Not seeing a result you expected?
Learn how you can add new datasets to our index.
https://www.marketresearchforecast.com/privacy-policyhttps://www.marketresearchforecast.com/privacy-policy
The size of the Data Annotation Tool Market market was valued at USD 3.9 USD billion in 2023 and is projected to reach USD 6.64 USD billion by 2032, with an expected CAGR of 7.9% during the forecast period. A Data Annotation Tool is defined as the software that can be employed to make annotations to data hence helping a learning computer model learn patterns. These tools provide a way of segregating the data types to include images, texts, and audio, as well as videos.

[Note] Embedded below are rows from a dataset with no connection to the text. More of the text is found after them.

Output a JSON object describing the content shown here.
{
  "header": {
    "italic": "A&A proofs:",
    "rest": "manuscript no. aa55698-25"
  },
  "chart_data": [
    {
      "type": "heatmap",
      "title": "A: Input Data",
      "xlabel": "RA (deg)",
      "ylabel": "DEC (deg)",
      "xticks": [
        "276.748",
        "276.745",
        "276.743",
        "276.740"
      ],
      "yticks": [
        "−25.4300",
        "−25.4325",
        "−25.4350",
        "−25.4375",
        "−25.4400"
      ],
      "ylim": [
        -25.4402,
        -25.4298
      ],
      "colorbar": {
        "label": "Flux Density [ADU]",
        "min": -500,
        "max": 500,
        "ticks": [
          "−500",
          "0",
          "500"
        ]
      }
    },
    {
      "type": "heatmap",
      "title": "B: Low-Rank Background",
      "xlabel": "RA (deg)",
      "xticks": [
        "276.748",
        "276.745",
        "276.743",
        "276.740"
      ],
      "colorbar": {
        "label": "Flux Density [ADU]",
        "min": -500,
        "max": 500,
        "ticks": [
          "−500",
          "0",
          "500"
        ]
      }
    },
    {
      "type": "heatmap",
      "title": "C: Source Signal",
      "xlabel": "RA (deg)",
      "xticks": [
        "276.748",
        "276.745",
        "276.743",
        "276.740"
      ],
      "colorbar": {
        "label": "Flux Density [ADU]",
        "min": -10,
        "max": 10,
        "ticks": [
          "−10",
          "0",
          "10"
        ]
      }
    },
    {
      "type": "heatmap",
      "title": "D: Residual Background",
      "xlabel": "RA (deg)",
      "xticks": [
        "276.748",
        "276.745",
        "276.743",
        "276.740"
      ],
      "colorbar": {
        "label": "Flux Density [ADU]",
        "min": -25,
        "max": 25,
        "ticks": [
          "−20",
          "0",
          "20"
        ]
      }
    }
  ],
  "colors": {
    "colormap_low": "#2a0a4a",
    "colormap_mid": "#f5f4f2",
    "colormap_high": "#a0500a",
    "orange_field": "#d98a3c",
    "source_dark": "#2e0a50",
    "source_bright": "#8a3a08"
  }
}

Some of the subcategories of annotation include images such as bounding boxes, segmentation, text such as entity recognition, sentiment analysis, audio such as transcription, sound labeling, and video such as object tracking. Other common features depend on the case but they commonly consist of interfaces, cooperation with others, suggestion of labels, and quality assurance. It can be used in the automotive industry (object detection for self-driving cars), text processing (classification of text), healthcare (medical imaging), and retail (recommendation). These tools get applied in training good quality, accurately labeled data sets for the engineering of efficient AI systems. Key drivers for this market are: Increasing Adoption of Cloud-based Managed Services to Drive Market Growth. Potential restraints include: Adverse Health Effect May Hamper Market Growth. Notable trends are: Growing Implementation of Touch-based and Voice-based Infotainment Systems to Increase Adoption of Intelligent Cars.